À la veille de la victoire communiste, le Comité d'urbanisme de Pékin s'inquiète du vieillissement de la ville : "Bien que l'urbanisme de la vieille ville ait une grande valeur artistique et témoigne d'une longue histoire, il est désuet ; quant aux bâtiments, ils sont trop vétustes pour répondre aux besoins d'une capitale contemporaine" (Cf. Premier volume des dossiers d'urbanisme de la Ville de Pékin, 1947). Lorsqu'en 1949, le parti communiste prend le pouvoir, il donne la priorité aux travaux de voirie et diffère de quelques années les grands travaux de modernisation de la capitale.
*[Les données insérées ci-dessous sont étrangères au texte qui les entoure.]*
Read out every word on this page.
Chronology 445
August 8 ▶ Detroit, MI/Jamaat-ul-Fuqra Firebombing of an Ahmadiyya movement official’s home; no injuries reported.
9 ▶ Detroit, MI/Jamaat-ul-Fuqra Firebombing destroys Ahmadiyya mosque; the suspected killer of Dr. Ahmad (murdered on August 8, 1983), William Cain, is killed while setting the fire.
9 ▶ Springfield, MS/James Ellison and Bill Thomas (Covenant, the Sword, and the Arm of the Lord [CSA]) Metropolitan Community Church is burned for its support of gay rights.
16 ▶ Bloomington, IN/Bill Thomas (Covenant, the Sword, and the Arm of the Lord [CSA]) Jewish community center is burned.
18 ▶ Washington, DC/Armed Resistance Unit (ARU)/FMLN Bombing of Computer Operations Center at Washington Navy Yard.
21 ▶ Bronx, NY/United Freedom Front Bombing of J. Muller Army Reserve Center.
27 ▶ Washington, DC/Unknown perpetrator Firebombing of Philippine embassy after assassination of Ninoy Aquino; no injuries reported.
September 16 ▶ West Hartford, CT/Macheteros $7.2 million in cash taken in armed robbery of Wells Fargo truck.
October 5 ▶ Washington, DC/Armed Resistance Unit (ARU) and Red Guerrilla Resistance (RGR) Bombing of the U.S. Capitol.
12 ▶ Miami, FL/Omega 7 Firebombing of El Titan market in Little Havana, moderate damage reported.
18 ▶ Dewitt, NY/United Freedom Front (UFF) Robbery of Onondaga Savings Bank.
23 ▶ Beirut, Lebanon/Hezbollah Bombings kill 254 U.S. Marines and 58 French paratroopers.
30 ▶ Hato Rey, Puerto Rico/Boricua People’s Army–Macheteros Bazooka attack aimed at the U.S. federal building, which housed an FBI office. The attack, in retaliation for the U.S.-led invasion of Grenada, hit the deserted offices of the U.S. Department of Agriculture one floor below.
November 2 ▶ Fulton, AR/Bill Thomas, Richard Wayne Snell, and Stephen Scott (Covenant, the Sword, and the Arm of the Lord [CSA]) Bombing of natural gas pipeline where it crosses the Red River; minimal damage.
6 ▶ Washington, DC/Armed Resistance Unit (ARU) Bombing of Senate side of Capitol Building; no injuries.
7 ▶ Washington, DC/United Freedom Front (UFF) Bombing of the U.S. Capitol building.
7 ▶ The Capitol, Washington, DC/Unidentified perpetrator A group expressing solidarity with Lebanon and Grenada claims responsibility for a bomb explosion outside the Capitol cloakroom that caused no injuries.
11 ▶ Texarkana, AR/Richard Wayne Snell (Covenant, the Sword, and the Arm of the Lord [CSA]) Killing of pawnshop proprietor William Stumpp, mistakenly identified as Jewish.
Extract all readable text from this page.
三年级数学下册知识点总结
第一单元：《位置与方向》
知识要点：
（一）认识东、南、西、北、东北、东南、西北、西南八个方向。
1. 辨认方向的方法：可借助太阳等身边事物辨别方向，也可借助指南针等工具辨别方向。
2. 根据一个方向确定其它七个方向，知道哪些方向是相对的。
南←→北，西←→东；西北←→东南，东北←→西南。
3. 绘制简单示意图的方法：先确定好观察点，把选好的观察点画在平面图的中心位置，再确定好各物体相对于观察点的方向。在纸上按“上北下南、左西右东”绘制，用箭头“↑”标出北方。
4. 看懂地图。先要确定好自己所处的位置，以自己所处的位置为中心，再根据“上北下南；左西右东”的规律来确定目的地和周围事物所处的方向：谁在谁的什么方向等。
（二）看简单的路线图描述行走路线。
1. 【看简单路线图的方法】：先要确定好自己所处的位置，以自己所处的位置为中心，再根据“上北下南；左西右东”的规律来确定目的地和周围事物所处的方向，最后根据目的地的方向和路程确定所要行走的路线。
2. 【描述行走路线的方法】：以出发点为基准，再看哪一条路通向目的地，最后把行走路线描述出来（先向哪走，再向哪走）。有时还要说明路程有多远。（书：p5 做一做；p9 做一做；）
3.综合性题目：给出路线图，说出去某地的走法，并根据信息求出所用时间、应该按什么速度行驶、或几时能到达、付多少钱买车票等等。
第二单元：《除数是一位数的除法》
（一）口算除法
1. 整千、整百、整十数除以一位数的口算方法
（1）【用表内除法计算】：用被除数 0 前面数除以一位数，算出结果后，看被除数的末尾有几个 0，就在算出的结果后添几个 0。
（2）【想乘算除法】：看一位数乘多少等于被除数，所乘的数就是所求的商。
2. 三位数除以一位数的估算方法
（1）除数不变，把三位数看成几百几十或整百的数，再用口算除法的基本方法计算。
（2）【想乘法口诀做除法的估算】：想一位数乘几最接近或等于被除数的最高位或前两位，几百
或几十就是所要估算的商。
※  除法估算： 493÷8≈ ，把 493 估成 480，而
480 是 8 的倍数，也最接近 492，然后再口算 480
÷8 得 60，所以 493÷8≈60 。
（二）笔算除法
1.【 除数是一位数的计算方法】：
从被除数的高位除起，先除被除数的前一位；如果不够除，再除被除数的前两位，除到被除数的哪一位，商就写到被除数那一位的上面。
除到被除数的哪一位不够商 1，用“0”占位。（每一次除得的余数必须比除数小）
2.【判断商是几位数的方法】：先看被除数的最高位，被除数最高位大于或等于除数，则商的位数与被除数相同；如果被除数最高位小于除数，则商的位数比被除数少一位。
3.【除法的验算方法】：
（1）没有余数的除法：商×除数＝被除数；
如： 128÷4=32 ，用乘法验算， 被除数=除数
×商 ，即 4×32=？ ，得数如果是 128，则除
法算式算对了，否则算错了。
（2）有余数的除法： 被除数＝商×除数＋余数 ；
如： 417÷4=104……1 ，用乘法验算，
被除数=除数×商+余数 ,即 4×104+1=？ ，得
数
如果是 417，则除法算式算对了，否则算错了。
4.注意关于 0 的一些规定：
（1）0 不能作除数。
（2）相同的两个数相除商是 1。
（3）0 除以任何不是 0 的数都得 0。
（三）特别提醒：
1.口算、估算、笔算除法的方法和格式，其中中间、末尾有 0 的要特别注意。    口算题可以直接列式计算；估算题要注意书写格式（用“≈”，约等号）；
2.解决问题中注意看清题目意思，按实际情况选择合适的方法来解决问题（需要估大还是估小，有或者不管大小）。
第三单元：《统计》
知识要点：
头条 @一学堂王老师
L'architecte et théoricien de l'architecture Liang Sicheng (1902-1973), farouche défenseur de la ville ancienne, se lance dans un débat polémique avec les éléments modernistes proches du parti communiste : "Le nouveau régime socialiste doit conserver les traces de la culture passée et les mettre en valeur. En particulier les symboles que sont les remparts, les portes de la ville, les tours d'angle, tous les monastères, les murs de la Cité impériale…"

M. Liang Sicheng va même jusqu'à proposer la création d'une nouvelle capitale à l'extérieur de la ville ancienne. Il ne sera pas entendu. Le premier plan quinquennal (1953-1958) va profondément transformer l'agglomération pékinoise. Le schéma directeur de Pékin, mis au point avec la collaboration des experts soviétiques organise l'implantation d'activités industrielles dans la banlieue, à l'est en particulier. Nombre de bâtiments civils sont construits : sièges des grands organes de l'État, du parti, de l'armée. Les universités sont regroupées au nord-ouest. D'importants programmes de logement social réalisés en grande série (dont le célèbre modèle 9014) ne parviennent pas à desserrer l'étau d'une crise du logement, d'autant plus aiguë que la population de la capitale ne cesse d'augmenter.

Cette montée de sève constructive recourt à de vieux procédés pour façonner la nouvelle image du régime : tracés urbains symétriques, bâtiments coiffés de toitures traditionnelles, courbées, aux tuiles vernissées. Ce formalisme qui plaît aux dirigeants chinois est solidement soutenu par les architectes soviétiques. Ceux-ci y trouvent une confirmation de leur théorie sur le "classicisme prolétarien", très en vogue dans l'URSS de Staline. Les vues des architectes modernistes sont combattues et bientôt ceux-ci taxés de constructivistes, donc de "droitiers". On les exclut pratiquement de la production architecturale de cette période où le débat architectural est étouffé.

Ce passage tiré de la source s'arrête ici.